Öyle ki eski başkan Burhanettin Çoban zamanında yapılan projelere bile ben yaptım diye sahip çıkıyor.
Tüm bunlar kaybetme korkusundan ileri gelen davranışlar. Zeybek’in panik butonuna basılmış gibi duruyor.
Belediyelerin borçlanma durumları da tartışmaya açık bir konu…
Baktığınız zaman iktidar partisi belediyelerin borç batağında sürüklendiğini, muhalefet partili belediyelerin ise borçlarını ödeyip kazanca geçtiğini görebilirsiniz.
Ne yazık ki AKP’li belediyelerin önceliği hizmet değil, şirin görünme gayretidir. Hem paranın kaynağını ellerinde tutuyorlar hem de belediyeleri borçlandırıyorlar.
Bizim de aklımıza şu soru geliyor doğal olarak: iktidardan alınan güç nereye kullanılıyor?
Ya da şöyle söyleyelim; seçim çalışmaları kapsamında üzerine basa basa söylenen ‘biz iktidar partisiyiz bizde para var, hizmet getiririz.
Muhalefet partilerine oy vermeyin, onlarda para yok hizmet edemezler’ gibi söylemler şimdi unutuldu mu?
İstanbul, Ankara, İzmir, Eskişehir gibi illere bakın muhalefet partili belediyelerce yönetiliyorlar.
İstanbul ve Ankara 20 yıl AKP’li belediyeler yüzünden can çekişti. En çok borçlanan belediyelerdi.
Ne yazık ki Afyonkarahisar’ımız da öyle. Allah’ın izniyle yerel seçimleri kazandığımız zaman tüm gerçekler gün yüzüne çıkacak. İYİ Parti yerel seçimleri kazandığı her noktada şeffaflık ilkesiyle hizmet edecek.
Afyonkarahisar’ımızda da öyle olacak Allah’ın izniyle…
İYİ’ler kazandığında geliri gideri her vatandaşımız görebilecek. Bütçe şeffaf bir şekilde kullanılacak. Halkın yararına kullanılmayan tek bir kuruş dahi olmayacak.
Genel Başkanımız Sayın Meral Akşener’in de açıkladığı gibi partimiz her yerde kendi adayı ile başkanlık yarışına girecek.
Bizler de Afyonkarahisar merkezde, ilçe ve beldelerinde halkımızın sevgisini saygısını kazanmış kişilerle yola çıkacağız.
Seçime gideceğimiz isimleri belirlemek adına çok titiz bir süreç yürütmekteyiz. Bizim için önemli olan Afyonkarahisar’ın gelişip kalkınması olacak. Afyonkarahisar’ımıza yakışan vizyonlu ve ilkeli bir isimle yola çıkacağımızdan kimsenin şüphesi olmasın.
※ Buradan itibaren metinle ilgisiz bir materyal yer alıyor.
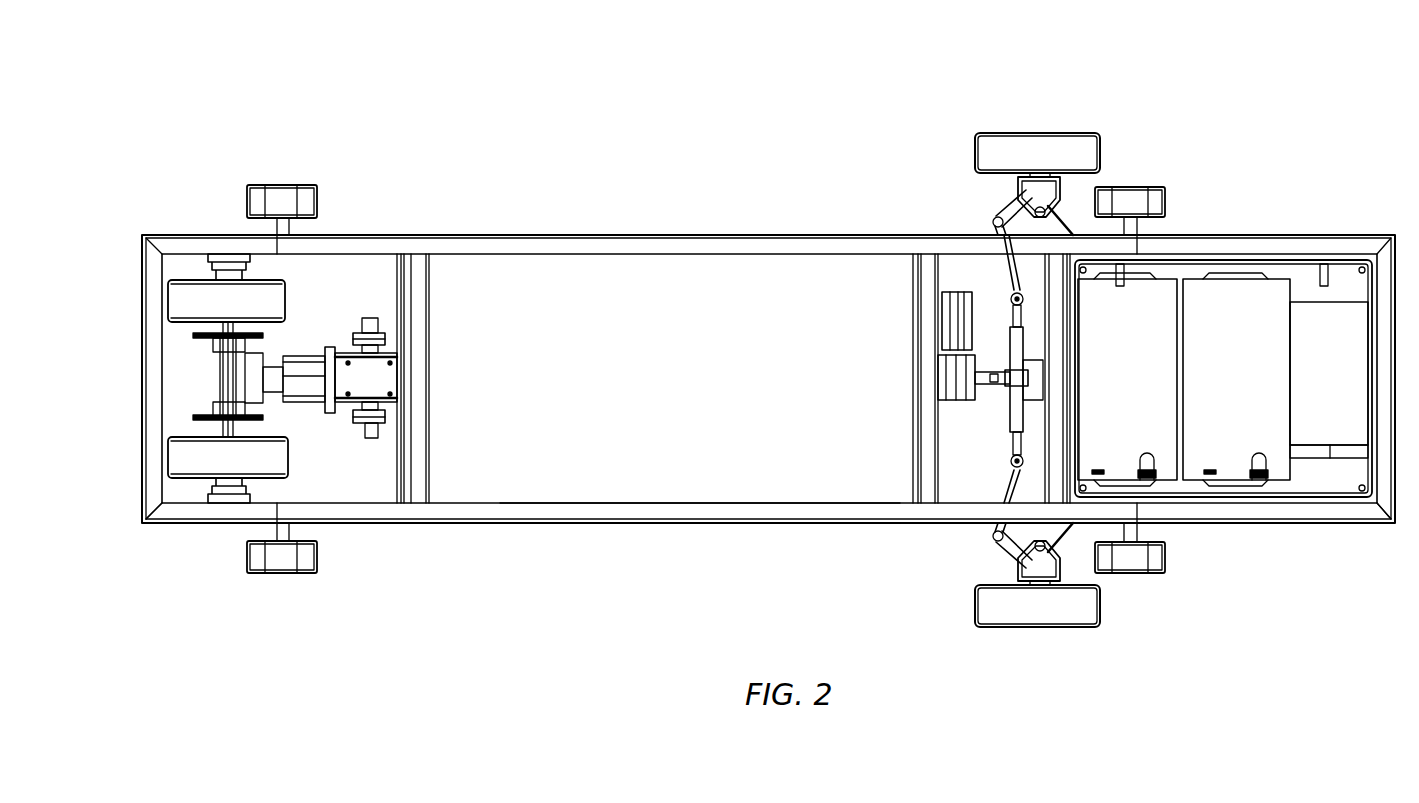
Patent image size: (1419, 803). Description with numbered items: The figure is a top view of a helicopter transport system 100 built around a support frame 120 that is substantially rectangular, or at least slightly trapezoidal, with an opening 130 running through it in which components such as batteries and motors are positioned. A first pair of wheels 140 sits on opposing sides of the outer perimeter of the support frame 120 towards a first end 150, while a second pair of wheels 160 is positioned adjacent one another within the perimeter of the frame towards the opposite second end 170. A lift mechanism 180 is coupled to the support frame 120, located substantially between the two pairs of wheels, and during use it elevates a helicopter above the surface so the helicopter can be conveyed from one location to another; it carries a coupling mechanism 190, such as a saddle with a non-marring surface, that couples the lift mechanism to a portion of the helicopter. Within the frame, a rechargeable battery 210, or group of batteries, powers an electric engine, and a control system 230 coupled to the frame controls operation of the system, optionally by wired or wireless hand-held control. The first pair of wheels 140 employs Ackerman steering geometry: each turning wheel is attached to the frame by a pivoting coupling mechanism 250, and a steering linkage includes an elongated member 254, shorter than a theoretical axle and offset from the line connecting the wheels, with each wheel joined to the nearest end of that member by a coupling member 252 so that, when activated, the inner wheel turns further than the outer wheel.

The helicopter transport system 100 is at (378, 104).
The support frame 120 is at (1196, 523).
The opening 130 is at (357, 288).
The first pair of wheels 140 is at (1070, 627).
The first end 150 is at (1360, 523).
The second pair of wheels 160 is at (190, 280).
The second end 170 is at (160, 523).
The lift mechanism 180 is at (697, 523).
The coupling mechanism 190 is at (289, 185).
The rechargeable battery 210 is at (1223, 378).
The control system 230 is at (1329, 380).
The pivoting coupling mechanism 250 is at (1000, 214).
The coupling member 252 is at (1008, 278).
The elongated member 254 is at (1015, 415).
İlçe ve beldelerimizde de aynı şekilde şahsi menfaatlerden arınmış bir strateji yürüteceğiz. Kazanacak olan adaylarla bu seçim yarışına gireceğiz.
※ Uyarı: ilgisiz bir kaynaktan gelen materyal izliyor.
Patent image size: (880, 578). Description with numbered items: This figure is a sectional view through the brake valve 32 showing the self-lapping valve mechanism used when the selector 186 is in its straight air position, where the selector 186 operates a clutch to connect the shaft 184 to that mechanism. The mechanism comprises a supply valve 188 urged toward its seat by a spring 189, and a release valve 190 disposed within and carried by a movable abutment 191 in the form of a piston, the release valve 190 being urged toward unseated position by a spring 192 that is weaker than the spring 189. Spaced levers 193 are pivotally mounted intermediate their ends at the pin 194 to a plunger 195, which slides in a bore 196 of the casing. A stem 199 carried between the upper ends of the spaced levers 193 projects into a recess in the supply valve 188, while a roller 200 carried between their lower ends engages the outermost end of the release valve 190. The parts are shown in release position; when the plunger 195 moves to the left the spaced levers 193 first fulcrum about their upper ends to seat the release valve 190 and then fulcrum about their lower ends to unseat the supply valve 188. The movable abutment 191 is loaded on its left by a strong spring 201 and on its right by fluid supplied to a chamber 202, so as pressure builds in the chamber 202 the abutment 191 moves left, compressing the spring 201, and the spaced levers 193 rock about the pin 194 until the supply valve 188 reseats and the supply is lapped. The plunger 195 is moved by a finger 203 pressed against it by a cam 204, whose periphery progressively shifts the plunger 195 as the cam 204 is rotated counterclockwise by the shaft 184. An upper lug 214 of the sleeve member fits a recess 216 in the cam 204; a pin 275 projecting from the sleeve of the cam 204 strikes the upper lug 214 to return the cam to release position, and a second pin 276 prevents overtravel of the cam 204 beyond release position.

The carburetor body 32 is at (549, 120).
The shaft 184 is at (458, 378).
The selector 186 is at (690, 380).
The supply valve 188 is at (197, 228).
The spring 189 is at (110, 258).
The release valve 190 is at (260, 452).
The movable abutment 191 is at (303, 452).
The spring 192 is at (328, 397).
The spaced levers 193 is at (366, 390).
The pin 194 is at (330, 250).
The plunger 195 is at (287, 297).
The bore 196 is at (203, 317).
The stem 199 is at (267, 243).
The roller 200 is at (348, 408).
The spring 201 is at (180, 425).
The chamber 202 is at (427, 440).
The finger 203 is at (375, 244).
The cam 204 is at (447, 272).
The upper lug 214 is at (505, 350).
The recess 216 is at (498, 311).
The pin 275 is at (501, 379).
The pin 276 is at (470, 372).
Değinmek istediğim bir başka konu da Sülümenli’deki hemşerilerimizden tarafımıza iletilen yol sorunu.
Çiftlikler yolunda sürekli kaza oluyor, canlar yanıyor ancak hiçbir önlem alınmıyor. Yol üzerinde yol çizgileri yok, dev çukurlar var. Kaza geliyorum diyor, hatta geliyor da ama yetkililerin umurunda olmuyor.
Bu yol bir kısmı Afyon ve bir kısmı Sülümenli Belediyeleri sorumluluğunda olan bir yol.
Sorumluluğunda diyoruz ama lafta kalıyor ne yazık ki…
Vatandaşlar defalarca konuyu yetkililere bildirdiklerini, CİMER’e şikayette bulunduklarını ancak hiçbir tedbir alınmadığını söylüyor.
Biz de onların bu haklı isyanını dile getirmek istedik. Her türlü sorumluluktan kaçan Afyonkarahisar Belediyesi’ne sesleniyorum; kent merkezinde göz boyamak adına kaldırım taşı söküp takacağınıza kazalarla can yakan yolları yenileyin.
Sorumluluk alanınızda bulunan vatandaşa hizmet götürün. Hemzemin geçit yapılacak diye alternatif yolu kapatalı 1 yıl olmuş hala bir hareket yok.

Kaldırım taşı söküp takmaktan başını kaldıramayan belediye asfalt yolu düzeltmekten aciz.
Yola çizgi çizmeyi bile beceremiyor. Belediyenin harekete geçmesi için bu yolda daha kaç kaza yaşanması, kaç canın yanması gerekiyor?